Sept. 24, 2025 – What does it take to lead a legal team with confidence and credibility? How do you balance managing people with your own legal work and client needs? These are real questions attorneys face when they step into supervisory roles – often earlier than expected.
Attorney Abrielle Newman shares insights from her own career journey as a young lawyer taking on a leadership role. Emphasizing that strong supervision directly impacts client outcomes, team morale, and professional growth, she provides best practices for supervising other attorneys and staff, especially as a newer attorney.
Newman presented on this topic at the State Bar of Wisconsin’s 2025 Young Lawyers Conference.
A Leadership Role – From Day One
“I was from the get-go supervising pro bono attorneys,” says Newman, who today leads Legal Action of Wisconsin’s Eviction Defense Project – a pro bono initiative connecting volunteer attorneys with tenants facing eviction.
Peter Kraemer is Digital Communications Coordinator with the State Bar of Wisconsin. He can be reached by email or by phone at (608) 250-6139.

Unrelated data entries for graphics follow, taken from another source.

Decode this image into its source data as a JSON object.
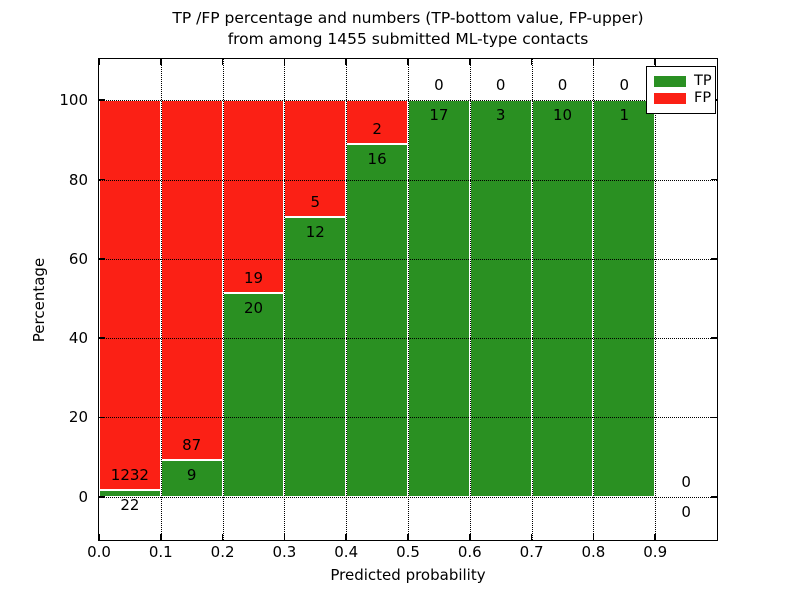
{
  "figure": {
    "title_line1": "TP /FP percentage and numbers (TP-bottom value, FP-upper)",
    "title_line2": "from among 1455 submitted ML-type contacts"
  },
  "chart_data": {
    "type": "bar",
    "stacked": true,
    "title": "TP /FP percentage and numbers (TP-bottom value, FP-upper)\nfrom among 1455 submitted ML-type contacts",
    "total_submitted_contacts": 1455,
    "xlabel": "Predicted probability",
    "ylabel": "Percentage",
    "xlim": [
      0.0,
      1.0
    ],
    "ylim": [
      -10.9,
      110.4
    ],
    "grid": "dotted",
    "x_tick_values": [
      0.0,
      0.1,
      0.2,
      0.3,
      0.4,
      0.5,
      0.6,
      0.7,
      0.8,
      0.9
    ],
    "x_tick_labels": [
      "0.0",
      "0.1",
      "0.2",
      "0.3",
      "0.4",
      "0.5",
      "0.6",
      "0.7",
      "0.8",
      "0.9"
    ],
    "y_tick_values": [
      0,
      20,
      40,
      60,
      80,
      100
    ],
    "y_tick_labels": [
      "0",
      "20",
      "40",
      "60",
      "80",
      "100"
    ],
    "legend": {
      "position": "upper right",
      "entries": [
        {
          "label": "TP",
          "color": "#2a9022"
        },
        {
          "label": "FP",
          "color": "#fb2015"
        }
      ]
    },
    "bins": [
      {
        "x0": 0.0,
        "x1": 0.1,
        "tp_count": 22,
        "fp_count": 1232,
        "tp_pct": 1.75,
        "fp_pct": 98.25
      },
      {
        "x0": 0.1,
        "x1": 0.2,
        "tp_count": 9,
        "fp_count": 87,
        "tp_pct": 9.38,
        "fp_pct": 90.62
      },
      {
        "x0": 0.2,
        "x1": 0.3,
        "tp_count": 20,
        "fp_count": 19,
        "tp_pct": 51.28,
        "fp_pct": 48.72
      },
      {
        "x0": 0.3,
        "x1": 0.4,
        "tp_count": 12,
        "fp_count": 5,
        "tp_pct": 70.59,
        "fp_pct": 29.41
      },
      {
        "x0": 0.4,
        "x1": 0.5,
        "tp_count": 16,
        "fp_count": 2,
        "tp_pct": 88.89,
        "fp_pct": 11.11
      },
      {
        "x0": 0.5,
        "x1": 0.6,
        "tp_count": 17,
        "fp_count": 0,
        "tp_pct": 100,
        "fp_pct": 0
      },
      {
        "x0": 0.6,
        "x1": 0.7,
        "tp_count": 3,
        "fp_count": 0,
        "tp_pct": 100,
        "fp_pct": 0
      },
      {
        "x0": 0.7,
        "x1": 0.8,
        "tp_count": 10,
        "fp_count": 0,
        "tp_pct": 100,
        "fp_pct": 0
      },
      {
        "x0": 0.8,
        "x1": 0.9,
        "tp_count": 1,
        "fp_count": 0,
        "tp_pct": 100,
        "fp_pct": 0
      },
      {
        "x0": 0.9,
        "x1": 1.0,
        "tp_count": 0,
        "fp_count": 0,
        "tp_pct": 0,
        "fp_pct": 0
      }
    ],
    "colors": {
      "tp": "#2a9022",
      "fp": "#fb2015",
      "bar_edge": "#ffffff",
      "grid": "#000000",
      "background": "#ffffff"
    }
  }
}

In addition to managing her own caseload, she coordinates schedules, supervises procedures, and mentors both attorneys and law students involved in the project.
Newman joined Legal Action shortly after graduating from U.W. Law School in 2021. When her own supervisor left, she didn’t hesitate to step into the role:
“I saw myself as someone who was ready to … make more of the kind of broader decisions and broader responsibilities.”
For Newman, the shift wasn’t just structural – it was motivational. “I just found myself really feeling impassioned and excited to … incorporate creative decisions and changes into something that I've been doing for a while. It just felt like the right time to be able to do that in my career.”
What Makes Supervision Worth It?
For Newman, the best part of supervising others is simple: “The ability to make things easier and more efficient for other people… because I can then see that in how it helps our clients.”
“I love taking feedback from people and I love seeing the little things that I can tweak that make a big difference,” she said. “I just love the constant evolution of making things easier, more efficient, and just better for everyone involved.”
On Discipline, Trust, and Communication
Supervising people isn’t all process improvement. Sometimes, it’s hard. “Disciplining people is really hard,” Newman admitted.
Her strategy? Frequent, honest communication. “If you have constant check-ins with people … it's not going to come as a surprise to them when you have something constructive or something disciplinary to say.”
Another challenge? Learning when to let go. “What is adequate criticism versus what is just bothersome to me?” she asks herself. “It doesn't need to be exactly what I want as long as it's getting the job done.”
She uses check-ins to ask her team what they’re struggling with: “What have you been working on? What questions do you have? What challenged you this week?”
That way, feedback becomes collaborative – and tailored to growth.
Building Credibility and Confidence
You don’t have to be the most senior lawyer in the room to lead with confidence, Newman said. “Someone trusted me to be in this role, so I need to trust their judgment and then I need to trust myself.”
Her advice to young lawyers is clear: “You absolutely have all of the skills already that you need to be able to do this. You just have to have that confidence in yourself.”
That confidence isn’t rooted in ego – but in humility and service. “Communication, humility, being able to admit that you're wrong, and being able to ask other people for help … you don’t have to know all the answers. You just need to know where to get them.”
Being an effective supervisor isn’t about knowing everything. It’s about leading with confidence and care.
Leading By Doing
Newman believes supervisors should stay involved in the legal work they oversee. “If you aren't doing the work, how are you going to advise someone on how to do it too?”
Balancing legal work with administrative leadership isn’t easy – but it’s necessary. “You can’t really intertwine them, but it all has to get done,” she said. “I always have to set aside time for administrative tasks and also legal work.”
She also takes her ethical responsibilities seriously, especially when supervising students or paralegal staff. “I have to be very wary and cognizant that they are limiting their interactions with clients to legal information,” she said. “I just try to model that in myself.”
But she also makes it clear: the learning flows both ways. “I really do try to learn and take the experiences of the non-lawyers and incorporate that into the work as well because I have so much to learn from them.”
Pro Bono as a Path to Leadership
For lawyers seeking to build their supervisory skills, Newman offers one major recommendation: “Pro bono work is the number one opportunity that people can take to be able to build those leadership skills early in their career.”
“If you're doing pro bono work, you're going to be the lead attorney on that case. You're likely going to have a student that is going to be your subordinate in that case, and you're going to have that leadership opportunity right then and there.”